BALLATA TRISTE PER I RICCHI E POVERI

Il biondino, la brunetta, la gnoccolona e il naso. Riassunto: i Ricchi e Poveri.

Se ne è andato Franco Gatti, il naso di cui sopra, se ne è andato per primo dopo essere stato l’ultimo, a destra o a sinistra, del quartetto con il quale abbiamo cantato, dai su, dovunque, sui torpedoni, al bar, in automobile, sotto gli ombrelloni, nelle gite campagnole.

Per i critici musicali non era roba seria, l’arte della melodia prevedeva, per costoro, altri ritmi, altre tonalità, altre facce, altri tatuaggi, altri buchi sulle braccia. Ho usato apposta quest’ultima immagine dura perché Franco, il nasone o il baffo, si era smarrito improvvisamente in piena nebbia di esistenza quando suo figlio, Alessio, di anni ventitré, venne trovato disteso come un giovane addormentato però morto, per uso di sostanze, vittima di una vita spericolata di quelle che piacevano a Vasco, ma non a Franco.

Oggi, quegli stessi critici malmostosi e schizzinosi ricordano e narrano e celebrano la scomparsa di un artista improvvisamente degno di note e di ammirazione. Così è.

Franco Gatti era un genovese di quelli che si conoscono, parole rare e un certo gusto dell’ironia sottovoce, che nel caso suo era bassa, di contralto agli schizzi dell’Angela in quanto Brambati e diversa assai dal tono furbo di Angelo, cioè Sotgiu, e nulla a confronto dei sospiri della Marina, la Occhiena che dirottava altrove l’attenzione degli astanti.

Sapeva cantare, il Gatti, questo gli è stato sufficiente per far parte di un complesso, band, quartetto nell’epoca in cui i gruppi, post Beatles, cercavano di essere fab four a prescindere. E il trio ligure, con il completamento del sardo biondo e bello, si infilò tra gli interpreti di canzoni cosiddette popolari, facili all’ascolto, semplici da ripetere, tipo Cotugno, Al Bano, Reitano, tutta roba buonissima però snobbata dall’intellighenzia di cui sopra che, tuttavia, trascurava volutamente un fatto e un retroscena: i quattro erano stato scoperti da Fabrizio De André e infine costruiti da Franco Califano, che aveva imposto alla Marina e all’Angelo di passare dal coiffeur per rifarsi il colore dell’ondame, alla Brambati di tagliarsi la chioma alla maschietto e a Franco, a Franco niente, andava bene così, tagliato in falegnameria.

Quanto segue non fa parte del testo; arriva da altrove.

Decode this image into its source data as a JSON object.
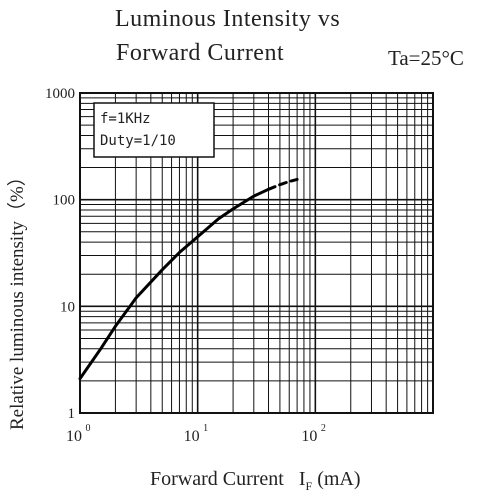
{
  "chart_data": {
    "type": "line",
    "title": "Luminous Intensity vs",
    "title_line2": "Forward Current",
    "condition": "Ta=25°C",
    "xlabel": "Forward Current",
    "xlabel_symbol": "I",
    "xlabel_sub": "F",
    "xlabel_unit": "(mA)",
    "ylabel": "Relative luminous intensity（%）",
    "x_scale": "log",
    "y_scale": "log",
    "xlim": [
      1,
      1000
    ],
    "ylim": [
      1,
      1000
    ],
    "x_ticks": [
      {
        "base": "10",
        "exp": "0"
      },
      {
        "base": "10",
        "exp": "1"
      },
      {
        "base": "10",
        "exp": "2"
      }
    ],
    "y_ticks": [
      "1",
      "10",
      "100",
      "1000"
    ],
    "legend_lines": [
      "f=1KHz",
      "Duty=1/10"
    ],
    "grid": true,
    "series": [
      {
        "x": [
          1,
          1.5,
          2,
          3,
          5,
          7,
          10,
          15,
          20,
          30,
          40
        ],
        "y": [
          2.1,
          4,
          6.5,
          12,
          22,
          32,
          45,
          66,
          82,
          108,
          125
        ],
        "style": "solid"
      },
      {
        "x": [
          40,
          50,
          60,
          70
        ],
        "y": [
          125,
          138,
          148,
          155
        ],
        "style": "dashed"
      }
    ]
  }
}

Cento anni in giro per il mondo, Che sarà della mia vita chi lo sa e mille altri testi e musiche con la gente in piedi a cantare e danzare, come nelle feste matrimoniali e nelle sagre di paese.

Quando gli dissero che suo figlio era morto, Franco si trovava a Mosca per un concerto e di colpo capì di essere povero, poverissimo, e non più ricco, mai più ricco. La prima cosa bella che aveva avuto dalla vita lo aveva lasciato. Provò a resistere, la riunione dei quattro fu uno spicchio di luce, però fioca, nella nebbia calata di colpo. A ottant’anni ha finito di inseguire un’ombra.